Florence Luna, an MBA student at Cornell University, graduated from the University of Arizona with degrees in business economics and East Asian Studies. She joined the 2021 Blueprint Investor Track, which targets Black, LatinX, and Indigenous communities who want to build fundamental skills to break into venture capital.
Coming from finance, why entrepreneurship and venture capital?
As a first-generation American raised by a single mother, there were many obstacles that I faced on my path to pursuing higher education and building a career in Finance. These experiences helped to guide me academically toward learning how to approach problem-solving and better frame potential solutions through a degree in Business Economics. I also added an East Asian Studies degree after becoming enamored with Chinese history, culture, and language (not to mention the cuisine).
I first heard of Goldman Sachs through an information session in undergrad. I learned the global investment bank places emphasis on teamwork and analytical skills and that really attracted me. After a summer internship, I joined full-time in 2015 where I spent 5 years across three divisions – Operations, Controllers, and Equity Research. One of the more notable accomplishments I had at the firm was leading my team to the finals of the GS Analyst Impact Fund. We presented to the executive committee and secured $25,000 for a nonprofit of our choice: Project Concern International (PCI). The PCI AfriScout project developed partnerships with Google and SAPRM, to retrieve satellite data and up-to-date grazing information with the goal of distributing mobile devices to help disseminate grazing information to pastoralist communities in Tanzania, Ethiopia, and Kenya.
It was through this experience that I realized the potential I had to make an impact using the professional toolkit I had built to date. Uplifting underserved communities has always been at the core of who I am and I set out to explore professions at the intersection of Finance and impact that motivates innovation. The innovation that drives market disruption extends across sectors and includes solutions aimed at problems faced by underserved communities.
My upbringing and identity have informed my drive to enhance the quality of life for those in most need.
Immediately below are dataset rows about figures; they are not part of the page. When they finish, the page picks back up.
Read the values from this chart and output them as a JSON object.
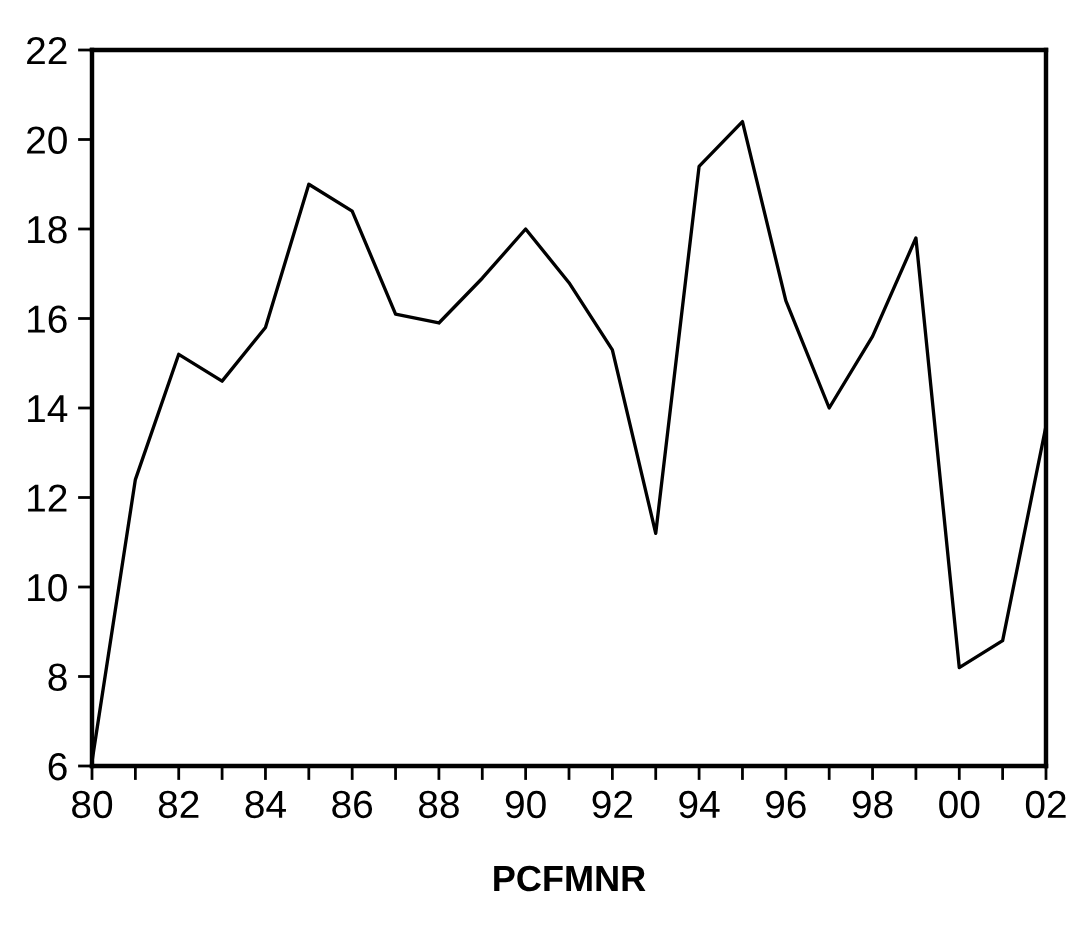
{
  "chart_data": {
    "type": "line",
    "xlabel": "PCFMNR",
    "x": [
      1980,
      1981,
      1982,
      1983,
      1984,
      1985,
      1986,
      1987,
      1988,
      1989,
      1990,
      1991,
      1992,
      1993,
      1994,
      1995,
      1996,
      1997,
      1998,
      1999,
      2000,
      2001,
      2002
    ],
    "series": [
      {
        "color": "#000000",
        "values": [
          6.1,
          12.4,
          15.2,
          14.6,
          15.8,
          19.0,
          18.4,
          16.1,
          15.9,
          16.9,
          18.0,
          16.8,
          15.3,
          11.2,
          19.4,
          20.4,
          16.4,
          14.0,
          15.6,
          17.8,
          8.2,
          8.8,
          13.6
        ]
      }
    ],
    "xlim": [
      1980,
      2002
    ],
    "xticks": [
      {
        "value": 1980,
        "label": "80"
      },
      {
        "value": 1981,
        "label": null
      },
      {
        "value": 1982,
        "label": "82"
      },
      {
        "value": 1983,
        "label": null
      },
      {
        "value": 1984,
        "label": "84"
      },
      {
        "value": 1985,
        "label": null
      },
      {
        "value": 1986,
        "label": "86"
      },
      {
        "value": 1987,
        "label": null
      },
      {
        "value": 1988,
        "label": "88"
      },
      {
        "value": 1989,
        "label": null
      },
      {
        "value": 1990,
        "label": "90"
      },
      {
        "value": 1991,
        "label": null
      },
      {
        "value": 1992,
        "label": "92"
      },
      {
        "value": 1993,
        "label": null
      },
      {
        "value": 1994,
        "label": "94"
      },
      {
        "value": 1995,
        "label": null
      },
      {
        "value": 1996,
        "label": "96"
      },
      {
        "value": 1997,
        "label": null
      },
      {
        "value": 1998,
        "label": "98"
      },
      {
        "value": 1999,
        "label": null
      },
      {
        "value": 2000,
        "label": "00"
      },
      {
        "value": 2001,
        "label": null
      },
      {
        "value": 2002,
        "label": "02"
      }
    ],
    "ylim": [
      6,
      22
    ],
    "yticks": [
      6,
      8,
      10,
      12,
      14,
      16,
      18,
      20,
      22
    ],
    "grid": false
  }
}
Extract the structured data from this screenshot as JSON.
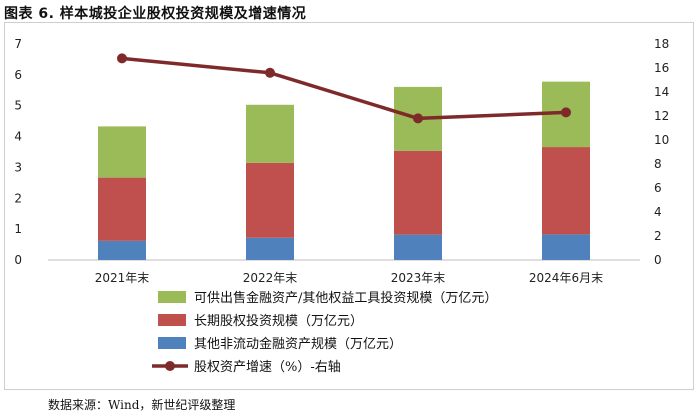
{
  "figure_title": "图表 6.   样本城投企业股权投资规模及增速情况",
  "source": "数据来源：Wind，新世纪评级整理",
  "chart_data": {
    "type": "bar",
    "stacked": true,
    "title": "样本城投企业股权投资规模及增速情况",
    "categories": [
      "2021年末",
      "2022年末",
      "2023年末",
      "2024年6月末"
    ],
    "ylim": [
      0,
      7
    ],
    "yticks": [
      "0",
      "1",
      "2",
      "3",
      "4",
      "5",
      "6",
      "7"
    ],
    "y2lim": [
      0,
      18
    ],
    "y2ticks": [
      "0",
      "2",
      "4",
      "6",
      "8",
      "10",
      "12",
      "14",
      "16",
      "18"
    ],
    "series": [
      {
        "name": "其他非流动金融资产规模（万亿元）",
        "values": [
          0.62,
          0.72,
          0.82,
          0.83
        ],
        "color": "#4f81bd",
        "axis": "left"
      },
      {
        "name": "长期股权投资规模（万亿元）",
        "values": [
          2.05,
          2.43,
          2.72,
          2.83
        ],
        "color": "#c0504d",
        "axis": "left"
      },
      {
        "name": "可供出售金融资产/其他权益工具投资规模（万亿元）",
        "values": [
          1.66,
          1.88,
          2.07,
          2.12
        ],
        "color": "#9bbb59",
        "axis": "left"
      },
      {
        "name": "股权资产增速（%）-右轴",
        "type": "line",
        "values": [
          16.8,
          15.6,
          11.8,
          12.3
        ],
        "color": "#7f2a2a",
        "axis": "right"
      }
    ],
    "legend_order": [
      2,
      1,
      0,
      3
    ]
  }
}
Venture capital provides a space where I may gain exposure to entrepreneurs driving impact and help to support their endeavors. Learning how to assess investment opportunities through the BIT program and connecting with my impressive BIT cohort that comprises both builders, as well as investors, was an invaluable experience. I am grateful to Molly, Jarrod, Chris and the rest of the DRF team that helped to make this program a reality. We wrapped the program up by developing an investment thesis and presenting it to the cohort as well as VCs. This exposure helped to solidify my passion for the space and I am so excited to continue exploring opportunities to get involved while in b-school!
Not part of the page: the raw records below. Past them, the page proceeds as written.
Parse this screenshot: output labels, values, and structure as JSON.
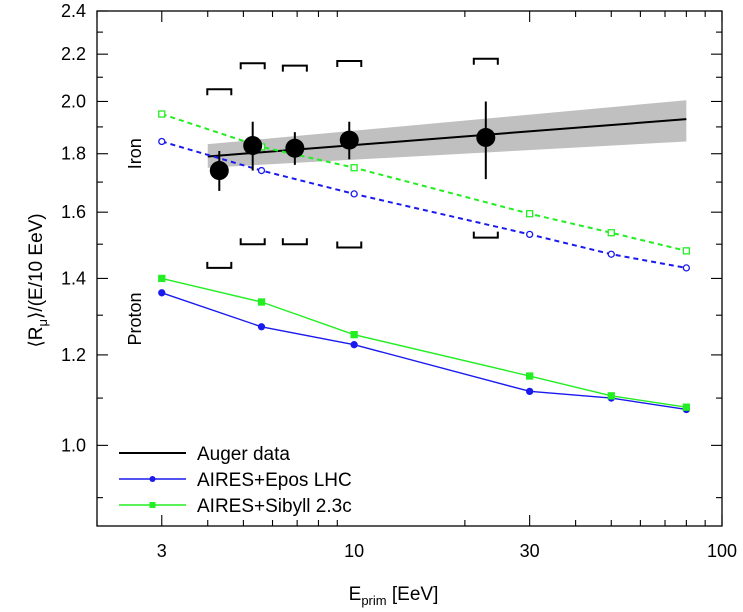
{
  "chart_data": {
    "type": "scatter",
    "x_scale": "log",
    "y_scale": "log",
    "xlim": [
      2,
      100
    ],
    "ylim": [
      0.85,
      2.4
    ],
    "grid": false,
    "legend_position": "bottom-left",
    "xlabel": {
      "main": "E",
      "sub": "prim",
      "unit": " [EeV]"
    },
    "ylabel": {
      "prefix": "⟨R",
      "sub": "μ",
      "suffix": "⟩/(E/10 EeV)"
    },
    "x_ticks": [
      3,
      10,
      30,
      100
    ],
    "x_tick_labels": [
      "3",
      "10",
      "30",
      "100"
    ],
    "y_ticks": [
      1.0,
      1.2,
      1.4,
      1.6,
      1.8,
      2.0,
      2.2,
      2.4
    ],
    "y_tick_labels": [
      "1.0",
      "1.2",
      "1.4",
      "1.6",
      "1.8",
      "2.0",
      "2.2",
      "2.4"
    ],
    "annotations": {
      "iron": "Iron",
      "proton": "Proton"
    },
    "colors": {
      "auger": "#000000",
      "epos": "#1a1aee",
      "sibyll": "#22ee22",
      "band": "#c0c0c0"
    },
    "series": [
      {
        "name": "Auger data",
        "kind": "data",
        "points": [
          {
            "x": 4.3,
            "y": 1.74,
            "yerr": [
              0.07,
              0.07
            ]
          },
          {
            "x": 5.3,
            "y": 1.83,
            "yerr": [
              0.09,
              0.09
            ]
          },
          {
            "x": 6.9,
            "y": 1.82,
            "yerr": [
              0.06,
              0.06
            ]
          },
          {
            "x": 9.7,
            "y": 1.85,
            "yerr": [
              0.07,
              0.07
            ]
          },
          {
            "x": 22.8,
            "y": 1.86,
            "yerr": [
              0.15,
              0.14
            ]
          }
        ],
        "fit": {
          "x": [
            4.0,
            80.0
          ],
          "y": [
            1.79,
            1.93
          ]
        },
        "fit_band": {
          "x": [
            4.0,
            80.0
          ],
          "lower": [
            1.75,
            1.845
          ],
          "upper": [
            1.835,
            2.005
          ]
        },
        "systematics": [
          {
            "x": 4.3,
            "upper": 2.05,
            "lower": 1.43
          },
          {
            "x": 5.3,
            "upper": 2.16,
            "lower": 1.5
          },
          {
            "x": 6.9,
            "upper": 2.15,
            "lower": 1.5
          },
          {
            "x": 9.7,
            "upper": 2.17,
            "lower": 1.49
          },
          {
            "x": 22.8,
            "upper": 2.18,
            "lower": 1.52
          }
        ]
      },
      {
        "name": "AIRES+Epos LHC",
        "kind": "iron",
        "x": [
          3,
          5.6,
          10,
          30,
          50,
          80
        ],
        "values": [
          1.845,
          1.74,
          1.66,
          1.53,
          1.47,
          1.43
        ]
      },
      {
        "name": "AIRES+Sibyll 2.3c",
        "kind": "iron",
        "x": [
          3,
          5.6,
          10,
          30,
          50,
          80
        ],
        "values": [
          1.95,
          1.825,
          1.75,
          1.595,
          1.535,
          1.48
        ]
      },
      {
        "name": "AIRES+Epos LHC",
        "kind": "proton",
        "x": [
          3,
          5.6,
          10,
          30,
          50,
          80
        ],
        "values": [
          1.36,
          1.27,
          1.225,
          1.115,
          1.1,
          1.075
        ]
      },
      {
        "name": "AIRES+Sibyll 2.3c",
        "kind": "proton",
        "x": [
          3,
          5.6,
          10,
          30,
          50,
          80
        ],
        "values": [
          1.4,
          1.335,
          1.25,
          1.15,
          1.105,
          1.08
        ]
      }
    ],
    "legend": [
      {
        "label": "Auger data",
        "style": "auger"
      },
      {
        "label": "AIRES+Epos LHC",
        "style": "epos"
      },
      {
        "label": "AIRES+Sibyll 2.3c",
        "style": "sibyll"
      }
    ]
  }
}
Why does diversity in venture capital matter to you?
As I traversed my higher education and professional journey, I noticed that people with similar lived experiences around the table were a minority. We know that diversity provides various benefits to any environment, yet there still is a huge gap within VC. It is important to represent the population we are serving, we need to tailor solutions to the diverse needs that exist in our environment. Outside of these benefits, diverse collaboration drives outcomes in terms of profitable exits and fund performance, so it seems like a no-brainer to incorporate diverse individuals onto any team or portfolio.
Most importantly, understanding communities within a market is an important part of selling a product or service. Especially with some of the startups that interest me, I think about the social determinants of consumers. Are they single parenting? What does affordability look like? Do they take a bus? How can we enable this reach for their consideration, even if it’s not at the lower income brackets but working class people who are busy? Growing up, I’ve seen it with my mother, and her trying to juggle raising my four siblings and myself and getting settled in a new country.
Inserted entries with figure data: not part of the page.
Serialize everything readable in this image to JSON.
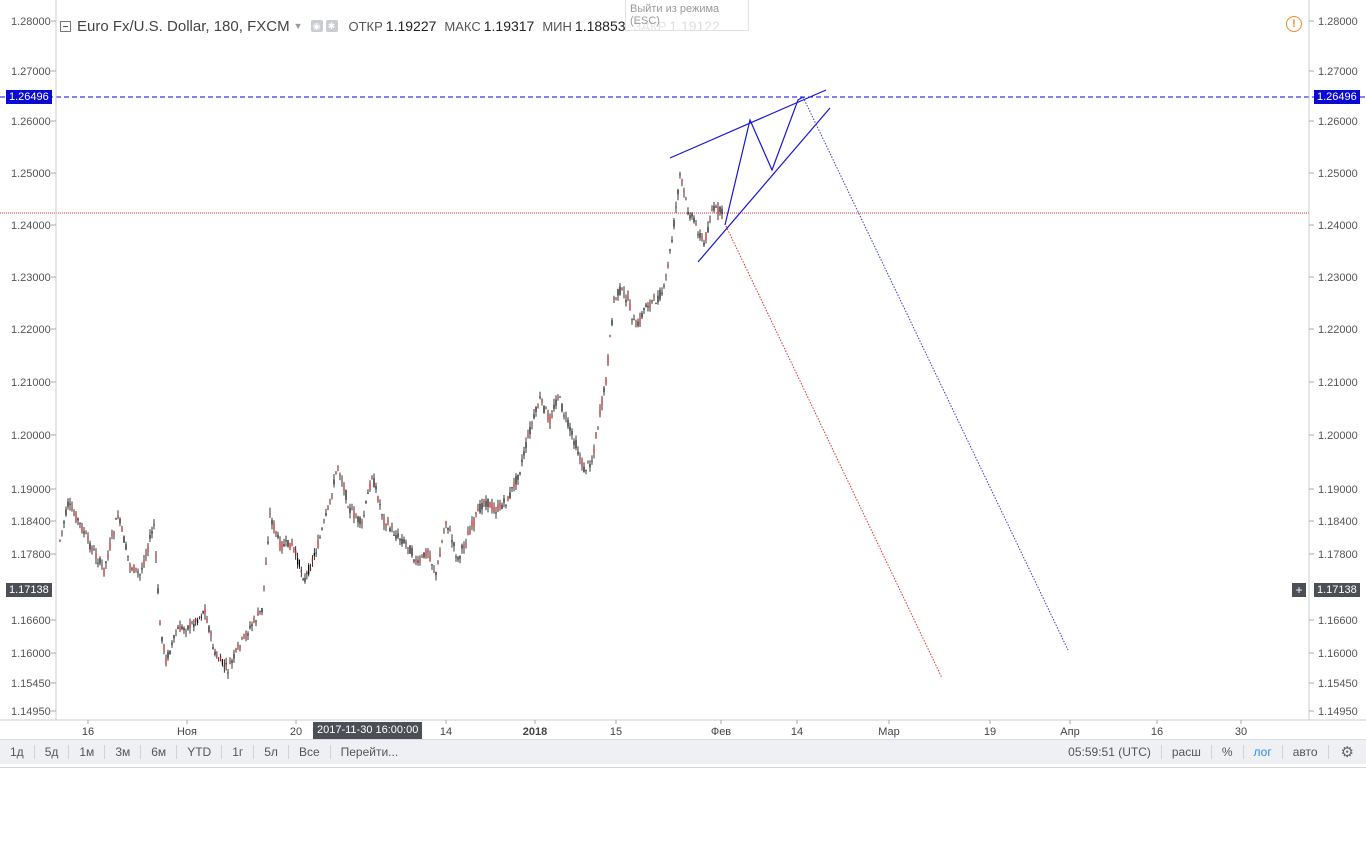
{
  "symbol": {
    "name": "Euro Fx/U.S. Dollar, 180, FXCM",
    "open_label": "ОТКР",
    "open": "1.19227",
    "high_label": "МАКС",
    "high": "1.19317",
    "low_label": "МИН",
    "low": "1.18853",
    "close_label": "ЗАКР",
    "close": "1.19122"
  },
  "fullscreen_hint": "Выйти из режима",
  "fullscreen_hint_key": "(ESC)",
  "price_axis": {
    "ticks": [
      "1.28000",
      "1.27000",
      "1.26000",
      "1.25000",
      "1.24000",
      "1.23000",
      "1.22000",
      "1.21000",
      "1.20000",
      "1.19000",
      "1.18400",
      "1.17800",
      "1.16600",
      "1.16000",
      "1.15450",
      "1.14950"
    ],
    "ticks_values": [
      1.28,
      1.27,
      1.26,
      1.25,
      1.24,
      1.23,
      1.22,
      1.21,
      1.2,
      1.19,
      1.184,
      1.178,
      1.166,
      1.16,
      1.1545,
      1.1495
    ],
    "marker_level": "1.26496",
    "current_price": "1.17138",
    "plus": "+"
  },
  "time_axis": {
    "labels": [
      "16",
      "Ноя",
      "20",
      "14",
      "2018",
      "15",
      "Фев",
      "14",
      "Мар",
      "19",
      "Апр",
      "16",
      "30"
    ],
    "crosshair_time": "2017-11-30 16:00:00"
  },
  "toolbar": {
    "ranges": [
      "1д",
      "5д",
      "1м",
      "3м",
      "6м",
      "YTD",
      "1г",
      "5л",
      "Все"
    ],
    "goto": "Перейти...",
    "clock": "05:59:51 (UTC)",
    "ext": "расш",
    "percent": "%",
    "log": "лог",
    "auto": "авто"
  },
  "colors": {
    "trend_lines": "#1717d6",
    "horizontal_dashed": "#0a0ad4",
    "red_dotted": "#e03030",
    "blue_dotted": "#3a3ad0",
    "candle": "#000000",
    "candle_down": "#c01010"
  },
  "icons": [
    "collapse-icon",
    "settings-mini-icon",
    "warning-icon",
    "gear-icon"
  ]
}
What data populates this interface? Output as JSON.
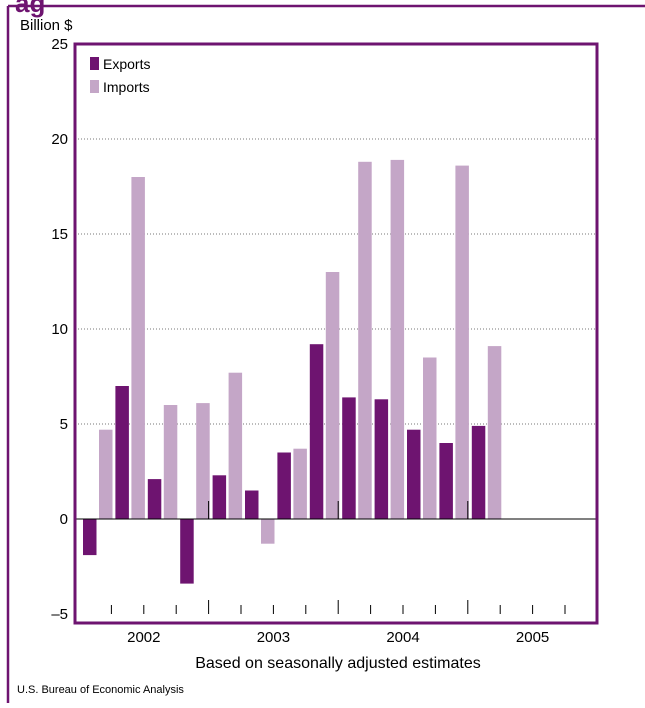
{
  "header_fragment": "ag",
  "chart_data": {
    "type": "bar",
    "ylabel": "Billion $",
    "xlabel": "Based on seasonally adjusted estimates",
    "source": "U.S. Bureau of Economic Analysis",
    "ylim": [
      -5,
      25
    ],
    "yticks": [
      -5,
      0,
      5,
      10,
      15,
      20,
      25
    ],
    "ytick_labels": [
      "–5",
      "0",
      "5",
      "10",
      "15",
      "20",
      "25"
    ],
    "grid": "dotted horizontal",
    "legend_position": "top-left",
    "quarters": [
      "2002 Q1",
      "2002 Q2",
      "2002 Q3",
      "2002 Q4",
      "2003 Q1",
      "2003 Q2",
      "2003 Q3",
      "2003 Q4",
      "2004 Q1",
      "2004 Q2",
      "2004 Q3",
      "2004 Q4",
      "2005 Q1",
      "2005 Q2",
      "2005 Q3",
      "2005 Q4"
    ],
    "year_labels": [
      "2002",
      "2003",
      "2004",
      "2005"
    ],
    "series": [
      {
        "name": "Exports",
        "color": "#6e1470",
        "values": [
          -1.9,
          7.0,
          2.1,
          -3.4,
          2.3,
          1.5,
          3.5,
          9.2,
          6.4,
          6.3,
          4.7,
          4.0,
          4.9,
          null,
          null,
          null
        ]
      },
      {
        "name": "Imports",
        "color": "#c4a6c7",
        "values": [
          4.7,
          18.0,
          6.0,
          6.1,
          7.7,
          -1.3,
          3.7,
          13.0,
          18.8,
          18.9,
          8.5,
          18.6,
          9.1,
          null,
          null,
          null
        ]
      }
    ]
  }
}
I hope to support the redirection of investment into minority and female-founded companies as I believe this representation is beneficial to owners, investors, and customers. Innovation is at the forefront of everything that moves today in our economy. Companies with a social impact component are of great interest to me. There are amazing startups out there creating educational resources for kids that had a very similar makeup as I did and that is creating value that would have benefited me when I most needed it as a child. These ideas are very personal to me, and also very exciting.